Top 10 Gay Hangouts in Lebanon39,363 views
Counting down the Top 10 Lebanese gay hangouts of the past decade!
10- T-Marbouta– Hamra
Not your average gay hangout, but this café/pub gets honorable mention for being queer- and feminist-friendly since its opening in 2006. T-Marbouta is unique in the work space it offers for meetings, lectures, movie screenings, parties, and a library. A pleasant and calm atmosphere but be careful of eavesdropping!
9- Coup D’Etat – Hamra
The first pub in Lebanon with no men allowed quickly became a lesbian hangout (for a couple dozen lesbians)! A tiny space in Hamra with two benches across from each other for seating, it rendered many a comical situation when the last person you want to see, your ex, is sitting across from you kissing your best friend’s ex. Sadly, it was very short-lived because the Lesbian Lira couldn’t keep even a tiny bar running at the time.
8- Bardo – Hamra
A straight-friendly pub/restaurant, Bardo is a spacious chill-out lounge and restaurant with a varied cuisine unique to Lebanon’s otherwise boring menus. The gold ceiling strikes the eye and the wooden podium makes for cozy seating to watch projections on the wall (or the hot guy dancing across the room). Pricy and always packed after 10pm, the mood changes according to the DJ and event.
7- Mint – Monot
Mint was a cozy pub painted all in white with small round windows . You could see the tree branches shaken by the wind outside while the bodies were hot and pumping inside. They played excellent music and served the best drinks by far.
6- Paradise Beach– Byblos
Paradise was a small beach area located at the end of the shore in Byblos. It was a long walk to get there, but worth it for the privacy. Tante Labibeh was always present selling her manakish and sodas. It was known that some of the boys got busy in a little cave by the sea side. But not all encounters went unsuspected.
5- Walimat Warde– Hamra
Walimat Warde is a restaurant/pub set in a traditional Lebanese house in Hamra. Offering Lebanese cuisine and classic oriental music, it threw occasional events that set the house on fire. Offering one of the very first queer-friendly spaces, Warlima hosted drag nights and tribute nights, such as the one to Madonna when an impersonator wore a pink leotard and danced on the house fountain! It’s now moving to another place and we will miss the “old” Walimat Warde.
4- UV– Monot
UV was quite special as a pub. It was located in an old house in Achrafieh. You walked into the house to face the bar and red was the dominating light. When you felt like getting some air, you could walk out and sit in the garden and socialize with past or new-found friends.
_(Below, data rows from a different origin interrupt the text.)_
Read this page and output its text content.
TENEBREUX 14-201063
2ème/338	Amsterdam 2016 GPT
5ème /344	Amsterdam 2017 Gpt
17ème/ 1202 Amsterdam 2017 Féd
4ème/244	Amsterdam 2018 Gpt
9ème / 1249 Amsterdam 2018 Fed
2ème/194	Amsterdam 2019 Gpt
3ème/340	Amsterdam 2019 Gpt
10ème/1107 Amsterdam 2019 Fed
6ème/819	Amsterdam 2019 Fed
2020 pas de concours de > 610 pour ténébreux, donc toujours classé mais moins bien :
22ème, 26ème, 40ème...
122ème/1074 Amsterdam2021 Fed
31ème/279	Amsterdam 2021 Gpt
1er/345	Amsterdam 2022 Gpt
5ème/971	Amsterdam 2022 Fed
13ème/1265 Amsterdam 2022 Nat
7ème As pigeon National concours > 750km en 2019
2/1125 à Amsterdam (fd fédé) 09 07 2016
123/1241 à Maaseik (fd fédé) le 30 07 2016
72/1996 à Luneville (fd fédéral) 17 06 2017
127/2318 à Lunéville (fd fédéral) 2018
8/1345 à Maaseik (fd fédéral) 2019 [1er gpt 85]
3- Dunkin’ Donuts – Jal El Dib
Dunkin’ Donuts was the after-party place before after parties were introduced to Lebanon. Open 24/7, the LGBT community hung out there regularly on week days or after partying on weekends. Eventually, the hangout shifted to Dunkin’ Donuts on Sassine Square before it settled in Dunkin’ Donuts in Downtown Beirut. What can we say? We love cheap creamy coffee.
2- ACID– Sin El Fil
The first and longest-running gay nightclub in the Middle East. You haven’t clubbed if you haven’t clubbed at ACID. You haven’t danced if you haven’t danced on the speakers! Acid is home to dirty dancing, relationship beginnings, cat fights (for both girls and queens), one-night encounters (or even a quickie in the parking lot). A combination of a trippy laser light shows and house music keeps the crowd moving before everyone goes wild to oriental music. Acid is open every Friday and Saturday.
1- Sheikh Mankoush – Bliss Street
A pub/restaurant that lived, like many of us, a double life. By day, it offered manakish and tea, and by night, it offered the same, except it was for a different clientele. By day, Sheikh was swamped with university students, and by night, it was the gay community. Sheikh Mankoush was the first gay hangout where the community could meet to eat, drink, dance, and socialize. Sadly, the owners became homophobic after word quickly spread and the place became very popular. They hired a bouncer who denied entry to effeminate guys and soon enough, it shut down completely. To this day, I still swear by their Nutella and cheese mini manakish.